The immune response is remarkably complex and strives to maintain a balance between pro- and anti-inflammatory responses. Understanding the temporal dynamics of sequential immune responses to newly arising specificities and how these affect disease pathology and regulation remains an important area of study in autoimmunity, transplantation and vaccination. The immune response consists of both the initial magnification phase — which can be either deleterious, as in autoimmune disease, or beneficial, as in vaccinations or infectious disease — and a later downregulatory phase to return the immune system to homeostasis. Epitope spreading may be an important component of both phases. Knowledge of the pattern of epitope spreading in human autoimmune disease or transplant rejection could be used to design antigen-specific therapies that block ongoing tissue destruction or organ rejection, respectively. Alternatively, therapies could be designed to enhance the natural downregulatory mechanisms. For example, magnification of TH2 responses via epitope spreading could be used to suppress pathogenic TH1 responses for protection against the development of diabetes, as discussed above.

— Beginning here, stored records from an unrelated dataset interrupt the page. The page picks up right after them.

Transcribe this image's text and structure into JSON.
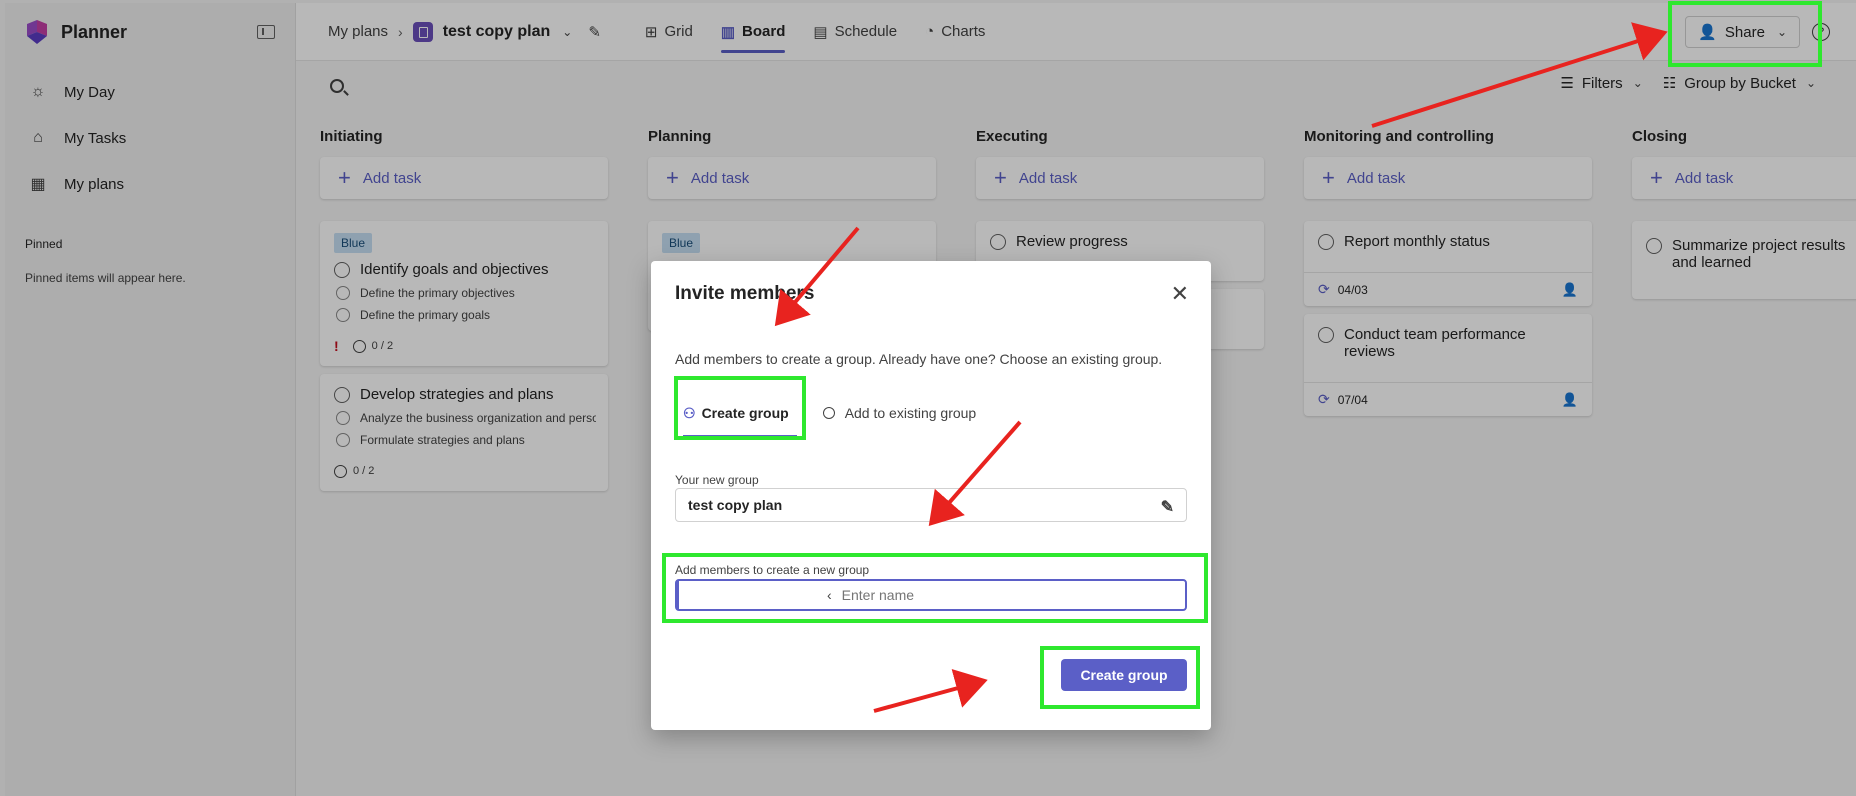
{
  "app": {
    "title": "Planner"
  },
  "sidebar": {
    "items": [
      {
        "label": "My Day",
        "icon": "sun-icon"
      },
      {
        "label": "My Tasks",
        "icon": "task-check-icon"
      },
      {
        "label": "My plans",
        "icon": "grid-icon"
      }
    ],
    "pinned_title": "Pinned",
    "pinned_empty": "Pinned items will appear here."
  },
  "header": {
    "breadcrumb": "My plans",
    "plan_name": "test copy plan",
    "tabs": [
      "Grid",
      "Board",
      "Schedule",
      "Charts"
    ],
    "active_tab": "Board",
    "share_label": "Share"
  },
  "toolbar": {
    "filters": "Filters",
    "group_by": "Group by Bucket"
  },
  "board": {
    "add_task": "Add task",
    "label_blue": "Blue",
    "buckets": [
      {
        "title": "Initiating"
      },
      {
        "title": "Planning"
      },
      {
        "title": "Executing"
      },
      {
        "title": "Monitoring and controlling"
      },
      {
        "title": "Closing"
      }
    ],
    "initiating_cards": [
      {
        "title": "Identify goals and objectives",
        "subtasks": [
          "Define the primary objectives",
          "Define the primary goals"
        ],
        "progress": "0 / 2"
      },
      {
        "title": "Develop strategies and plans",
        "subtasks": [
          "Analyze the business organization and perso",
          "Formulate strategies and plans"
        ],
        "progress": "0 / 2"
      }
    ],
    "executing_cards": [
      {
        "title": "Review progress"
      }
    ],
    "monitoring_cards": [
      {
        "title": "Report monthly status",
        "date": "04/03"
      },
      {
        "title": "Conduct team performance reviews",
        "date": "07/04"
      }
    ],
    "closing_cards": [
      {
        "title": "Summarize project results and learned"
      }
    ]
  },
  "dialog": {
    "title": "Invite members",
    "description": "Add members to create a group. Already have one? Choose an existing group.",
    "tab_create": "Create group",
    "tab_existing": "Add to existing group",
    "group_label": "Your new group",
    "group_value": "test copy plan",
    "members_label": "Add members to create a new group",
    "members_placeholder": "Enter name",
    "create_button": "Create group"
  },
  "annotation_colors": {
    "highlight": "#2ee82e",
    "arrow": "#e8231f",
    "accent": "#5b5fc7"
  }
}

As discussed, identifying the hierarchy and functional significance of epitopes involved in human autoimmune diseases is difficult at present. Technical limitations aside, short-term co-stimulatory blockade (CD28 or CD154) in animal models has been shown to affect long-term antigen-specific regulation of responses to spread epitopes. It is also important to note that epitope spreading during magnification of immune responses is not always pathological, but can be beneficial. For example, the use of peptide vaccines for tumour or microbial vaccination may be more efficient than once thought, given that responses to the initial peptide may be followed by responses to additional tumour or microbial peptides via epitope spreading, enhancing the efficacy of protection or therapy. Reagents like anti-CTLA-4, which lower the threshold of T-cell activation and enhance the magnification of T-cell responses, thereby accelerating epitope spreading, may improve the efficacy of tumour or microbial peptide vaccines15,82,83.

As described in this review, attempts to manipulate the pro-inflammatory/anti-inflammatory balance of the immune system can lead to unexpected consequences. Although the studies discussed here indicate that there are multiple possible therapeutic avenues to explore, a much greater understanding of the regulation of the immune system is required before effective and safe therapies can be applied to human disease.